Inuit Tapiriit Kanatami (ITK) launched Qanuippitaa? a national Inuit health survey that will include Inuit of all ages from every community in Inuit Nunangat, while holding its annual general meeting in Rankin Inlet on Sept. 11 and 12.
Qanuippitaa? echoes the names of the health surveys that operated in Nunavik in 2004 and 2017 and in the Inuvialuit Settlement Region, Nunavut and Nunatsiavut in 2007-2008, with the logo containing four distinct elements to reflect the collaboration between the four Inuit regions.
Qanuippitaa? is the only health survey controlled and led by Inuit, stated information from the ITK.
It’s being developed and carried out in partnership with the four Inuit regional organizations, Inuvialuit Regional Corp., Nunavut Tunngavik Inc., Makivik Corp.

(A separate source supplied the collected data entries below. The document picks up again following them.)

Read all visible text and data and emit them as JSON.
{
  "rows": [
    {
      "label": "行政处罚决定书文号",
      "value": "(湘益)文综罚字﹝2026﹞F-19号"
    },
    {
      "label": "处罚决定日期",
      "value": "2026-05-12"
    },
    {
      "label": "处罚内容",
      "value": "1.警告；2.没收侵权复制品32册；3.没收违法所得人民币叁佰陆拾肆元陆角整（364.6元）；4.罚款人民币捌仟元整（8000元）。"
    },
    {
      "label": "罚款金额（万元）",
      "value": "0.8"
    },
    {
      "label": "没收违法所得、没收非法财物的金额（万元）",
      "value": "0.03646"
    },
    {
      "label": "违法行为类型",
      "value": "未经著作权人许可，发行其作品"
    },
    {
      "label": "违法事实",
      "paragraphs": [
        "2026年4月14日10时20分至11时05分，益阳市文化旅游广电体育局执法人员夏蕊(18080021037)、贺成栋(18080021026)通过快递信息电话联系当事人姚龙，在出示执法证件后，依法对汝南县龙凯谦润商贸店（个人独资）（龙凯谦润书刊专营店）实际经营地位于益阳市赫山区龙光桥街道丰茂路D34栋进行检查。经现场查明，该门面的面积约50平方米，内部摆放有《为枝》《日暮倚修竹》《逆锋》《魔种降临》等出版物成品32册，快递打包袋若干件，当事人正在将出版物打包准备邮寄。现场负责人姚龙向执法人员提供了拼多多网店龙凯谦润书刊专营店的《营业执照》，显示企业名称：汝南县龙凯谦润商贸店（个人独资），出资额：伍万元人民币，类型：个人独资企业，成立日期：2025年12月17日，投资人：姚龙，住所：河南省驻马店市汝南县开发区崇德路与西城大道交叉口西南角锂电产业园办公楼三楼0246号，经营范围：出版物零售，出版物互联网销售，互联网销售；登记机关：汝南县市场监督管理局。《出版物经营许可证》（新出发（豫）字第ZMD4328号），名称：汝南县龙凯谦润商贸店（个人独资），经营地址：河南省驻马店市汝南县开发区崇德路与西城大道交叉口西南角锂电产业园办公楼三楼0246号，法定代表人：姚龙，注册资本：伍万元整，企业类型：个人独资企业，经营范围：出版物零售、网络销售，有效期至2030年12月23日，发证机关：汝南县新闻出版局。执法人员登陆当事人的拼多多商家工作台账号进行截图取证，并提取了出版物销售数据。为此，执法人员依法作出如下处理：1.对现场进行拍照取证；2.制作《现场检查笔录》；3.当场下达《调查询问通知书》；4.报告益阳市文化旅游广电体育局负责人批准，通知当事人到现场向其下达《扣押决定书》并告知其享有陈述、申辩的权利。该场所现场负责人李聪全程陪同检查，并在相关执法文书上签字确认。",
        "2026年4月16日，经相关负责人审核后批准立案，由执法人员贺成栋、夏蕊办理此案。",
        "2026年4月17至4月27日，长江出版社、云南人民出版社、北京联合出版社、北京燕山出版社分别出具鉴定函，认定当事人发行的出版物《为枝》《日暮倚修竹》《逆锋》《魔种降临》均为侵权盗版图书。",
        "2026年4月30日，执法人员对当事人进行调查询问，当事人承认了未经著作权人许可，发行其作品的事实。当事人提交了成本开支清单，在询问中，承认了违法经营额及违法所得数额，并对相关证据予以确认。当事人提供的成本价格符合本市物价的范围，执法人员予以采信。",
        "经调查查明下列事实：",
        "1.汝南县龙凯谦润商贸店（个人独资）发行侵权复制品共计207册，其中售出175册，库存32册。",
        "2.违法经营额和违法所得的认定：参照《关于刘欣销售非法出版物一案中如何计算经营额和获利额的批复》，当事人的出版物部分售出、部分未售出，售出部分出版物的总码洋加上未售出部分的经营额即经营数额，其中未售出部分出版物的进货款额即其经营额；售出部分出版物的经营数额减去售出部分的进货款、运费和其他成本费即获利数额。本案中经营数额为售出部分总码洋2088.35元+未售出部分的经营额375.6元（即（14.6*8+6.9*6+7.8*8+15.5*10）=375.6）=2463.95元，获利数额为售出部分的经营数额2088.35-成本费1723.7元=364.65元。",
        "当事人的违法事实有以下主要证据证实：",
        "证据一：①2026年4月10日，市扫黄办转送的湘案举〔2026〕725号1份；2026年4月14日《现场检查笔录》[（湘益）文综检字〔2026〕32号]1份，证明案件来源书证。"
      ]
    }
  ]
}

Nunatsiavut Government, Inuit Circumpolar Council Canada, Pauktuutit Inuit Women of Canada and the National Inuit Youth Council.
The Government of the Northwest Territories, Government of Nunavut, Nunavik Regional Board of Health and Social Services, and Labrador Grenfell Health are also survey partners.
Qanuippitaa? is a permanent health survey, with federal funding being announced in 2018 of $82 million over 10 years, with $6 million a year ongoing.
Data collection is expected to begin in 2021 and take place every five years.
Another goal of this project is to provide Inuit with training and resources to conduct their own surveys on an ongoing basis to help ensure Inuit have greater control over research.
It will also provide survey- and research-related expertise and jobs that will stay in Inuit communities.
ITK president Natan Obed said Inuit are going to own the data produced by the project, and make the decisions on how the survey takes place, how the data is summarized and how it’s communicated back to Inuit communities.
He said in the past, Inuit have often had to partner with southern-based academic institutions and go through southern-based processes to find out about their own health – but this Inuit-led initiative will, hopefully, lead to greater capacity for Inuit in working with academia and owning and controlling their own research interests.
“I’ve spent my career as someone who works on behalf of Inuit, and often the way in which we make headway with the federal government, provinces and territories is by using information (data),” said Obed.
“Often the data is collected by the federal government or independent researchers and gets summarized through their lens, and then we’d have to use that information to talk about the Inuit condition – whether it’s the rate of cancer or our mental health – so we’ve often relied on other institutions to be able to tell our story.
“For me, personally, to be a part of creating a sustainable national Inuit health survey where we can rely on the summary data that comes out about our physical health, mental health, contaminants, diet and food security – and to know we’ve worked together across the four Inuit regions to come-up with the questions, then do the surveys in the language of choice to the Inuit who are participating, and then to be able to have control of that data and summarize it – gives me a huge hope that we are going to be able to talk more definitively about our social conditions than we ever have been before.
“That will allow us to work on policy change in a much more specific way, because it gives us more information we can rely on when we go to whoever we need to advocate or partner with to be able to improve conditions for Inuit.”
Obed said the survey is a large undertaking and the partners have taken a cautious approach.
He said the established working group has gone through a whole host of different scenarios on when they want to do the national project.
“2021 was a cautious marker right from the beginning. We got the money in 2018 so, for a lot of people, waiting three years to start a survey might be too long.
“But, for us, we had to start this from scratch and we want to do this right.
“In 2007/2008, the International Polar Year health survey went to three different regions. There have been two iterations of a Nunavik survey and the name Qanuippitaa? comes from that particular survey – so we have some expertise and some experience in all the different challenges and barriers to undertaking these surveys.
“We’re structuring this survey in a way that will give us the best possible success, and we’re partnering with public governments to ensure the data that we’re trying to collect is something that is a shared hope of both government and Inuit.”
Obed said ITK wants the survey data to be utilized by governments and respected by all, including academics.
He said they’re very cognizant of the sample size and all the different methodology they’re going to undertake to ensure the health survey data and summary data are both defensible and respected.
“In the previous iterations of the survey, especially the International Polar Year survey, the random sample size was about 15 to 18 per cent of the Inuit adult population over 18.
“Because we’re hoping to have this survey span the entirety of the Inuit population, we have other considerations, especially around consent and how to identify possible participants because there’s ethical concerns in using land claim enrollment lists in some regions because of the limitations on what Inuit have said the lists can be used for.
“So, we have a number of challenges to work through on how to get a random sample size of an Inuit population within each one of our 51 communities, but we’re sure we can get to an amicable solution through all this.
“We will ensure the proper ethics and respect for Inuit and privacy are paramount throughout the undertaking of this exercise.”